As a female gamer who has never attended a convention before this was a pretty excellent introduction. It was an intimate space and getting to tag along with the Super 1Up Games crew allowed me the opportunity to have a ton of interesting introductions and conversations with people without having to approach too many strangers on my own.

I get a little gun shy when it comes to walking up randomly to people and striking up chats and that’s something I’ve always been nervous about when it comes to conventions. I worried that I wouldn’t experience the fullness of the con if I couldn’t talk to anyone. I have always told myself that I’ll make it to FanExpo or Anime North but not having been exposed to what a convention is or could be I never seemed to have the motivation to spend the money or put together a cosplay either.

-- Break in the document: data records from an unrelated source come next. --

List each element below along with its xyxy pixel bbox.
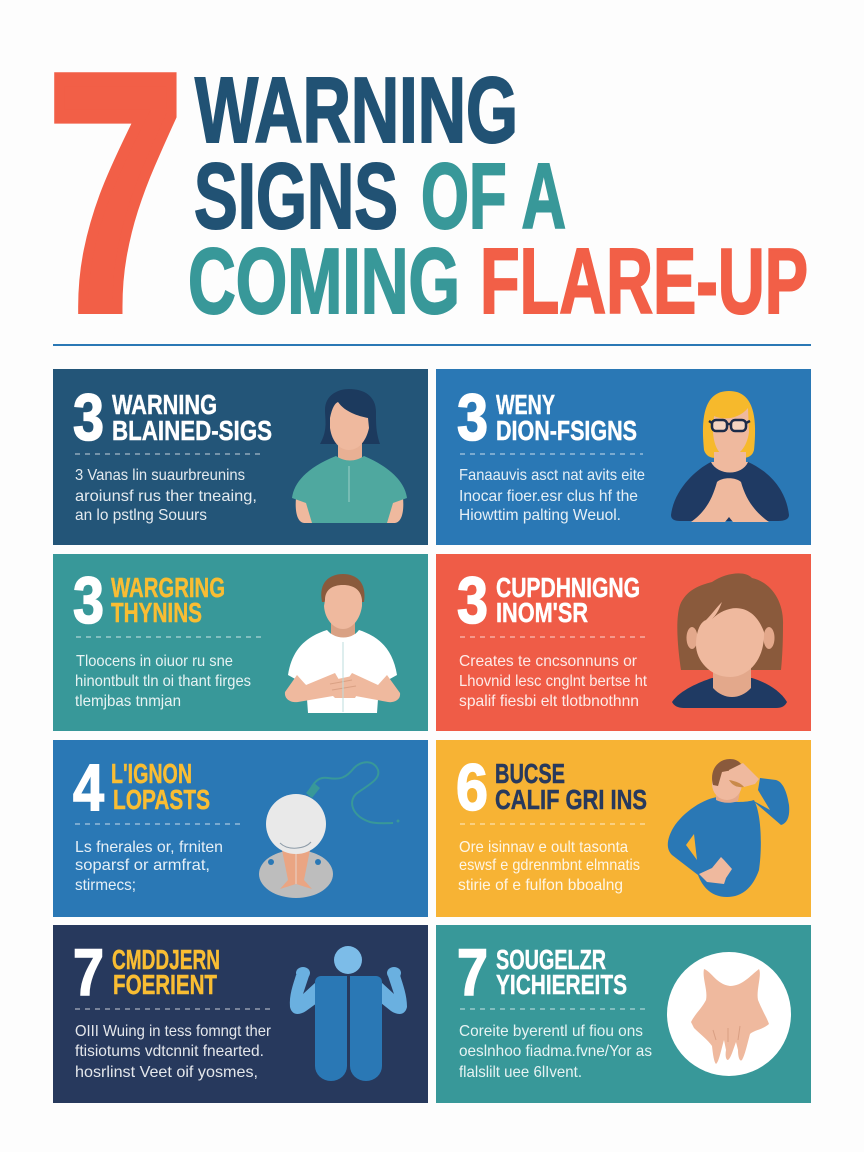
panel: sign 5 blue bbox=[53, 740, 428, 917]
panel: sign 2 teal bbox=[53, 554, 428, 731]
body text: tlemjbas tnmjan bbox=[75, 693, 181, 710]
body text bbox=[459, 467, 645, 524]
number: 3 bbox=[73, 380, 104, 454]
heading: DION-FSIGNS bbox=[496, 415, 637, 446]
body text: Hiowttim palting Weuol. bbox=[459, 507, 621, 524]
body text bbox=[75, 839, 223, 894]
glasses bbox=[709, 420, 750, 431]
panel: sign 6 yellow bbox=[436, 740, 811, 917]
body text: Lhovnid lesc cnglnt bertse ht bbox=[459, 673, 648, 690]
heading bbox=[495, 758, 647, 815]
number: 7 bbox=[457, 935, 488, 1009]
body text: hinontbult tln oi thant firges bbox=[75, 673, 251, 690]
number: 3 bbox=[457, 563, 488, 637]
heading bbox=[112, 389, 272, 446]
heading: SOUGELZR bbox=[496, 944, 606, 975]
title line: COMING FLARE-UP bbox=[188, 229, 808, 333]
body text: OIII Wuing in tess fomngt ther bbox=[75, 1023, 272, 1040]
heading bbox=[496, 389, 637, 446]
body text: ftisiotums vdtcnnit fnearted. bbox=[75, 1043, 264, 1060]
heading: YICHIEREITS bbox=[496, 969, 627, 1000]
heading: BLAINED-SIGS bbox=[112, 415, 272, 446]
title line: COMING FLARE-UP: COMING bbox=[188, 229, 460, 333]
body text: Ore isinnav e oult tasonta bbox=[459, 839, 628, 856]
body text bbox=[75, 467, 257, 524]
icon: woman in teal shirt bbox=[292, 389, 407, 523]
panel: sign 7 dark navy bbox=[53, 925, 428, 1103]
body text bbox=[459, 1023, 652, 1081]
body text: aroiunsf rus ther tneaing, bbox=[75, 488, 257, 505]
icon: man in white shirt bbox=[285, 574, 400, 713]
heading: L'IGNON bbox=[111, 758, 192, 789]
title line: WARNING: WARNING bbox=[195, 58, 518, 162]
body text: soparsf or armfrat, bbox=[75, 857, 210, 874]
body text: Ls fnerales or, frniten bbox=[75, 839, 223, 856]
heading: THYNINS bbox=[111, 597, 202, 628]
number: 6 bbox=[456, 750, 488, 824]
body text bbox=[459, 653, 648, 710]
body text: spalif fiesbi elt tlotbnothnn bbox=[459, 693, 639, 710]
body text: Fanaauvis asct nat avits eite bbox=[459, 467, 645, 484]
heading bbox=[496, 572, 640, 628]
body text: an lo pstlng Souurs bbox=[75, 507, 207, 524]
big numeral 7: 7 bbox=[49, 8, 182, 378]
heading: BUCSE bbox=[495, 758, 565, 789]
number: 4 bbox=[73, 750, 104, 824]
heading bbox=[111, 572, 225, 628]
body text: flalslilt uee 6lIvent. bbox=[459, 1064, 582, 1081]
heading: WARNING bbox=[112, 389, 217, 420]
heading: LOPASTS bbox=[113, 784, 210, 815]
icon: blue figure with raised hands bbox=[290, 946, 407, 1081]
heading: CALIF GRI INS bbox=[495, 784, 647, 815]
icon: woman with brown hair bbox=[672, 573, 787, 708]
title line: SIGNS OF A: SIGNS bbox=[194, 144, 398, 248]
icon: woman with glasses bbox=[671, 391, 789, 522]
body text: hosrlinst Veet oif yosmes, bbox=[75, 1064, 258, 1081]
body text: stirmecs; bbox=[75, 877, 136, 894]
panel: sign 4 coral bbox=[436, 554, 811, 731]
body text: Coreite byerentl uf fiou ons bbox=[459, 1023, 643, 1040]
icon: man holding head and stomach bbox=[668, 759, 789, 897]
body text bbox=[458, 839, 640, 894]
heading: INOM'SR bbox=[496, 597, 588, 628]
icon: hand in white circle bbox=[667, 952, 791, 1076]
heading: CUPDHNIGNG bbox=[496, 572, 640, 603]
heading: CMDDJERN bbox=[112, 944, 220, 975]
title bbox=[49, 8, 808, 378]
panel: sign 3 blue bbox=[436, 369, 811, 545]
heading: FOERIENT bbox=[113, 969, 217, 1000]
body text: 3 Vanas lin suaurbreunins bbox=[75, 467, 245, 484]
heading bbox=[112, 944, 220, 1000]
panel: sign 1 navy bbox=[53, 369, 428, 545]
panel: sign 8 teal bbox=[436, 925, 811, 1103]
body text: oeslnhoo fiadma.fvne/Yor as bbox=[459, 1043, 652, 1060]
heading bbox=[111, 758, 210, 815]
number: 3 bbox=[73, 563, 104, 637]
body text bbox=[75, 1023, 272, 1081]
number: 3 bbox=[457, 380, 488, 454]
title line: SIGNS OF A: OF A bbox=[421, 144, 566, 248]
body text: Tloocens in oiuor ru sne bbox=[76, 653, 233, 670]
body text: Creates te cncsonnuns or bbox=[459, 653, 638, 670]
body text: stirie of e fulfon bboalng bbox=[458, 877, 623, 894]
icon: figure with round white head and cable bbox=[259, 762, 400, 898]
body text: eswsf e gdrenmbnt elmnatis bbox=[459, 857, 640, 874]
heading: WARGRING bbox=[111, 572, 225, 603]
number: 7 bbox=[73, 935, 104, 1009]
body text: Inocar fioer.esr clus hf the bbox=[459, 488, 638, 505]
heading bbox=[496, 944, 627, 1000]
heading: WENY bbox=[496, 389, 555, 420]
body text bbox=[75, 653, 251, 710]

But then yesterday happened and a whole new world opened up before my eyes. With everything that’s happened in the past few months with GamerGate I think I’ve gotten too personally invested and had a bad taste in my mouth when it came to talking openly about my passions for games and overall nerddome. I’ve been feeling like I have to always be ready and on the defense but that’s been a bad headspace to be in and I felt it break at FanFare because the people are simply amazing.

What I quickly realized is that the rumours about geek and nerd conventions are true. Everyone is really, really nice and really, really awesome. I have been so blind. I mean, sure, you get the occasional person who isn’t that social but most people are so cheerful and excited to chat about all your favourite things. It was a gathering of happy, positive people who all got together because of a love of games, comics, books, and anything else you could think of.

My point is this. It’s so easy to make excuses for yourself when you’re faced with new opportunities that are intimidating, especially if you feel like a minority in what you love. My love of games and comics has always been something I’ve taken a private pride in and only recently have I begun to wear it like a badge of honour in public so this was a big step. Challenging yourself to be proud of what you love is so important and it’s something that you have to remind yourself of often. It can be a challenge to embrace what you’re passionate about all the time, but you can’t let insecurity stop you from enjoying that and finding new avenues to do so.

FanFare II wasn’t the biggest con or the most widely attended but it achieved what it set out to do, to create a space for fellow geeks to get together, embrace what we love and have a blast doing it, and isn’t that what this is all about?